Ох, моя соловушка, ладо, соловушка,
Плакала соловушка, мой милый друг.
Ох, моя дубравушка, ладо, дубравушка,
Ох, шумит дубравушка, мой милый друг.
Обе семьи так и жили бы в Радовеле, если бы не Маркел, настоявший на переезде в Китеж. Вероятней всего, он уже тогда проводил исследования, искал ноды для тех, у кого болезнь зашла совсем далеко. Само это слово – «нод» – придумал именно Маркел. Кат никогда не спрашивал, что оно значит.
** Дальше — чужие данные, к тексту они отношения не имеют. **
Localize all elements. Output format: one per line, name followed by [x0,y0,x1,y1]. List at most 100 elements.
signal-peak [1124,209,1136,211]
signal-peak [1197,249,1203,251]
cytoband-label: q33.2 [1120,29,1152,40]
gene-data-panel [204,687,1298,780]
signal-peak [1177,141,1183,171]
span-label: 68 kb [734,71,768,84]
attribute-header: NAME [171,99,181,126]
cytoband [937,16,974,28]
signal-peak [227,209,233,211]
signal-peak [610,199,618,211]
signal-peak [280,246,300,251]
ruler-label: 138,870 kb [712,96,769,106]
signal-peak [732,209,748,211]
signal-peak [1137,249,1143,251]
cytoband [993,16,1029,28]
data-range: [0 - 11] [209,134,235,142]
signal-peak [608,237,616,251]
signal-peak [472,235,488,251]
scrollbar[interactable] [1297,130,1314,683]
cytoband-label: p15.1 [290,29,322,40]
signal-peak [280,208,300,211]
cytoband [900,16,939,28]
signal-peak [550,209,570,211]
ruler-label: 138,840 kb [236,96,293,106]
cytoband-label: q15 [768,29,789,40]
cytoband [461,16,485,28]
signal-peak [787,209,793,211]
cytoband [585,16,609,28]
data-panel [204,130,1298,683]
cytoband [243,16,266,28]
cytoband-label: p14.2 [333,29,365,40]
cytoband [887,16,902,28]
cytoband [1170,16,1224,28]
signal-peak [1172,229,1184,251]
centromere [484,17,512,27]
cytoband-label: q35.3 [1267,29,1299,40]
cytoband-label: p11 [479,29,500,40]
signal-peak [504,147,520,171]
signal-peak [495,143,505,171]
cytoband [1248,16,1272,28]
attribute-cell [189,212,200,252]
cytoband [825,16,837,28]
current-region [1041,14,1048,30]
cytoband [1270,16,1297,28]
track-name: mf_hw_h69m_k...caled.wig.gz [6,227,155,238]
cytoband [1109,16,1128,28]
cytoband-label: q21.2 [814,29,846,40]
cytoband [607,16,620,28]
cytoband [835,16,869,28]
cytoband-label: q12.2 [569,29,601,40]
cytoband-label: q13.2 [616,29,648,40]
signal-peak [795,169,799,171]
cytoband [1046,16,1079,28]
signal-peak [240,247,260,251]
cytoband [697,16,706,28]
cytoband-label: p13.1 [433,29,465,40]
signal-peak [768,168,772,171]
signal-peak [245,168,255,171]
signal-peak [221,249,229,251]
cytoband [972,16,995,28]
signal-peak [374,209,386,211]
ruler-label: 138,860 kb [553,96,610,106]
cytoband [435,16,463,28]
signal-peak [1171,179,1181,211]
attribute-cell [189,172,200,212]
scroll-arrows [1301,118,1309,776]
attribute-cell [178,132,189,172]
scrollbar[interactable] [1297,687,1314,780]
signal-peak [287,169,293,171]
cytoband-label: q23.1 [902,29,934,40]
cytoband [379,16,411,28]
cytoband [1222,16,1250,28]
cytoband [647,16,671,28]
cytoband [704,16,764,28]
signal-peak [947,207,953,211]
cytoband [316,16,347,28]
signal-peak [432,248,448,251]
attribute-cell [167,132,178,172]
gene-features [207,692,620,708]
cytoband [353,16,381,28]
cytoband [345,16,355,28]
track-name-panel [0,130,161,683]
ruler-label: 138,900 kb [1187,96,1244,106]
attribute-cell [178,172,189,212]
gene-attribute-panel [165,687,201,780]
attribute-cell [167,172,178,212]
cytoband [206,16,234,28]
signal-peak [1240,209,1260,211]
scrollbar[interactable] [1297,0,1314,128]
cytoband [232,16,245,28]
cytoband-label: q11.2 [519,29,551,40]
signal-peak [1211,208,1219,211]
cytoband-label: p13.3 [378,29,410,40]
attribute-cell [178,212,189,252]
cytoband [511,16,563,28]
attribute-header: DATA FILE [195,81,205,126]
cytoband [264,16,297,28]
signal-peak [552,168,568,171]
А через пару лет Аде стало хуже, а потом – ещё хуже, и, если бы она с родителями осталась в Радовеле, то не выжила бы. В Радовеле не было нодов. Их вообще почти нигде на планете не было. Только один – близ Яблоновки, где стояла обитель. И второй – в Китеже, под старым особняком. Маркел говорил, что отыскал ещё третий нод на севере, в глухих лесах, за сотню вёрст от Стеклянного моря. Толку-то. Ада не пережила бы даже путешествие от собственного дома до Яблоновки.
Ох, беда, соловушка, горе, соловушка.
Померла хозяюшка, мой милый друг.
Померла и матушка, помер и батюшка.
Померли все деточки, мой милый друг.
Но вот о чём Маркел точно знал – так это о том, как находили для Ады пропитание. Сначала этим занимался её отец: подкарауливал ночью бродяг, спаивал чернь в окраинных кабаках. Трудней всего было избавляться от тел, и однажды старик вызвал Ката на разговор. Кат, разумеется, согласился помогать – после Валека это казалось не таким уж страшным. Потом, когда родителей Ады не стало, забота о ней естественным образом перешла к Кату.
Маркел знал всё.
Знал про Килу, про то, что его молодцы охотились несколько раз в году на загулявших допоздна прохожих. Знал и о том, какой монетой Кат платил ватаге. О том, как он приносил из других миров для Килы диковины и прятал в Разрыве трупы. Да, Маркел знал всё. Но ничего не говорил. Ни Кату во время их редких встреч в обители, ни кому-либо другому. Уж точно никому другому: если бы сказал – Кат давно сидел бы в тюрьме. Даже Будигост не смог бы его отмазать после такого.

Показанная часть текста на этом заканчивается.